Tuesday, April 2, 2013

Northbound for Easter - Back to Fargo

I get this silly urge to sing Willy Nelson's "On The Road Again" every time we head out with our travel trailer in tow. Just part of the routine, I suppose, but it happens every time. I don't even give it any conscious thought. Ilse just starts laughing and I know I've stepped into the realm of RVing once again. This time we are headed up to Athens, Georgia, to see Monica and Troy, our daughter and her husband, and their daughter, Claire. We'll be there the week of Easter vacation so we get the grand duties of baby-sitting Claire during the school break. 
End of Day One: Stephen Foster State Park, Georgia

We decided to leave late Good Friday morning and make it a two-day trip. It's easier that way, even though we did the 580 mile trip in one day the last several times we traveled. We have a favorite campground right at the half-way point of the trip, so we thought we would stay there Friday night and start again early Saturday morning. I checked the Internet and logged on to Reserve America at http://www.reserveamerica.com/, the account I use for on-line State Park reservations, to check Stephen Foster Cultural Center State Park at White Springs, Florida for openings. No openings, not a single one. The pretty, easy access Florida park was booked solid. Its location near the intersection of I-75 and I-10 makes it a great one-nighter for the flood of RVers headed north at the end of another winter season. A quick check of the other Stephen Foster State Park, the one near Fargo, Georgia, showed plenty of sites available.

Fargo is 65 miles northwest of the Florida park, and unless you're traveling on U.S. 441, it is rather inconvenient. Camping reservations made on-line for a single day over a weekend result in a two-day minimum charge, so we decided simply to drive up and check in at the park. They only charge for one night's stay if you show up and do it in person. We were taking a slight chance, however, as this is the peak season for the popular Okefenokee park. They do 80% of their business during March and April. Luckily, the camp ground was less than half full when we got there. They had both loops open this time, something we hadn't seen before.

We were lucky to get there. We were almost taken out when a tandem, 18 wheeler strayed into our lane just out side of Gainesville on I-75. I don't mean just up against the white line, I mean half way across our lane. Luckily, I had a break in the heavy, bumper to bumper traffic and swerved our trailer into the vacant outside left lane to avoid being torn up by the thoughtless behemoth. If I hadn't had the lane to serve into, we would have been hit hard at 65 miles an hour. We wouldn't have made it to Fargo.
The Slash Pine Forest surrounding the campground

I hate the Interstates when I'm towing the trailer and will gladly accept any reasonable alternative. U.S. 441 from Lake City, Florida, up through central southern Georgia is the perfect answer.

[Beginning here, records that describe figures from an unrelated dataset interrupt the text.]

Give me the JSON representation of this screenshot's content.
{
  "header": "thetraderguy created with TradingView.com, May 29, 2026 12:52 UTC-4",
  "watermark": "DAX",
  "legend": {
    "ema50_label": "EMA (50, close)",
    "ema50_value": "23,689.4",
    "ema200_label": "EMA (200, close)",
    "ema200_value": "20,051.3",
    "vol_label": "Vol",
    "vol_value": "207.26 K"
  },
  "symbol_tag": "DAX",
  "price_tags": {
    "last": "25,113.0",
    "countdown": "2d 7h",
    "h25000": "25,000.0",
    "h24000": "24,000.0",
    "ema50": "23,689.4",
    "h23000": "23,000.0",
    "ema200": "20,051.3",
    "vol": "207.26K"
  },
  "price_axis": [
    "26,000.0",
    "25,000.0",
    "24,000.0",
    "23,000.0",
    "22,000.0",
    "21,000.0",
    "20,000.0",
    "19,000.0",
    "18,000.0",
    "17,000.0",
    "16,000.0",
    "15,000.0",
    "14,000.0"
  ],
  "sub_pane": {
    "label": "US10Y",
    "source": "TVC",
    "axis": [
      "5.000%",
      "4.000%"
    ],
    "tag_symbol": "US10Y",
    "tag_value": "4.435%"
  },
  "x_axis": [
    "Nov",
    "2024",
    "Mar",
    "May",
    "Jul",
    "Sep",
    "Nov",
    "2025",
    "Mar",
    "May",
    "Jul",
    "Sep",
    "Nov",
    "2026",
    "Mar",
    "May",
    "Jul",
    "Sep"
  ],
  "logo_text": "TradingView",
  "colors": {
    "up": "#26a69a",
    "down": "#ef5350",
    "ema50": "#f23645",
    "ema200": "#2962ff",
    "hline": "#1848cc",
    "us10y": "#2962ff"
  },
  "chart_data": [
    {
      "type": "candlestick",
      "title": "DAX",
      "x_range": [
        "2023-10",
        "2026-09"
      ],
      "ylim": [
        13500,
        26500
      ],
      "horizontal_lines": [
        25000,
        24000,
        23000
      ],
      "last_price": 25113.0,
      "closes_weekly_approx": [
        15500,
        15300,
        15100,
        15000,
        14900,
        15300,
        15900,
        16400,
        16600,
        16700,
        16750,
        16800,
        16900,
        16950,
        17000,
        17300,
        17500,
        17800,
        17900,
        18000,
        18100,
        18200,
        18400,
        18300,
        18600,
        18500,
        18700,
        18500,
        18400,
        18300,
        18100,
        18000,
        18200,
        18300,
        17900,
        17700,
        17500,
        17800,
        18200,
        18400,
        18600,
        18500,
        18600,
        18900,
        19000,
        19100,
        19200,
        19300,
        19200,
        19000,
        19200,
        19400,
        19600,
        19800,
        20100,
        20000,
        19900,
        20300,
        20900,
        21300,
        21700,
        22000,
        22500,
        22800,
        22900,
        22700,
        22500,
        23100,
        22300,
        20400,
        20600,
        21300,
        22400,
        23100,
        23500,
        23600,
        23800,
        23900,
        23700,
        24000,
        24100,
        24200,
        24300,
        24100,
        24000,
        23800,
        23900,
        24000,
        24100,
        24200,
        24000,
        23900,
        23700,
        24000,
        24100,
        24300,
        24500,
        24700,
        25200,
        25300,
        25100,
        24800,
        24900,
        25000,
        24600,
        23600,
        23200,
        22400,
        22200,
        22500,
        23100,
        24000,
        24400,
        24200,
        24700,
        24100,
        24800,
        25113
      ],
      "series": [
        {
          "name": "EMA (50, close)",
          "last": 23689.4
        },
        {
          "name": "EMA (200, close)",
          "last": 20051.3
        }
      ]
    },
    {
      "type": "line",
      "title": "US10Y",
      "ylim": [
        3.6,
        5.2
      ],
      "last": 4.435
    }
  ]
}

The only problem is getting to Lake City from Port Charlotte. I just bite the bullet, take a couple of aspirin, and stay in the right-hand lane of I-75, except when I'm dodging morons who shoot down the entrance ramps and pull into heavy, fast moving traffic without once looking anywhere but straight ahead. Amazing there aren't more horrific crashes than there are. The Interstate portion is only four hours or so, but it is enough for one day.

Here a gator, there a gator, everywhere an alligator...
We pull through the main gate of the Okefenokee Refuge right at 4:00 in the afternoon, and notice two things different from our last visit: The horrific forest fire that closed the park for months two years ago changed the slash pine forest dramatically, and they have had more rain than expected. Water is high for the first time in years. There is a six foot alligator lying by the side of the road as we pull into the trading post/park office.The campground area was spared from the devastation of the fire, but a Ranger told us the once heavy tree canopy surrounding the lake is completely gone.

Gators were everywhere
The young lady working the computerized register system has all sorts of troubles and the registration process takes about twenty minutes. While we wait on computer responses that must eventually be corrected, a young man standing impatiently at the counter rather arrogantly asks if they have any alligators here. A woman behind the counter doesn't say anything, she simply looks out the window. I can see three of them lying on the bank by the boat ramp and two more swimming across the small lagoon. The tourist, with a New York Sweatshirt, doesn't catch the hint and assumes he is being ignored. He mumbles something under his breath and walks off around the gift shop. All he had to do was look up.

Sunset in the land of the Trembling Earth
Again, the toilet/shower facilities are spotless, and except for the first swarming wave of new born mosquitoes, are a pleasure to use. The park uses the Georgia system of assigning a camping pads according to the length of your camper and allowing the individual camper to pick any empty pad with the appropriate color designator. We drive through both loops until we find an orange colored site that is convenient to back into, and twenty minutes later we have a glass of wine to celebrate a safe first day on the road. Later, we walk the dogs, staying close to the camper, no reason to look for trouble, and hook up to the community TV antenna. Oddly, it is warmer here than back in Florida.

So far so good, I'm still whistling Willy's song about being on the road again.. No Interstates tomorrow, I have even more reason to whistle.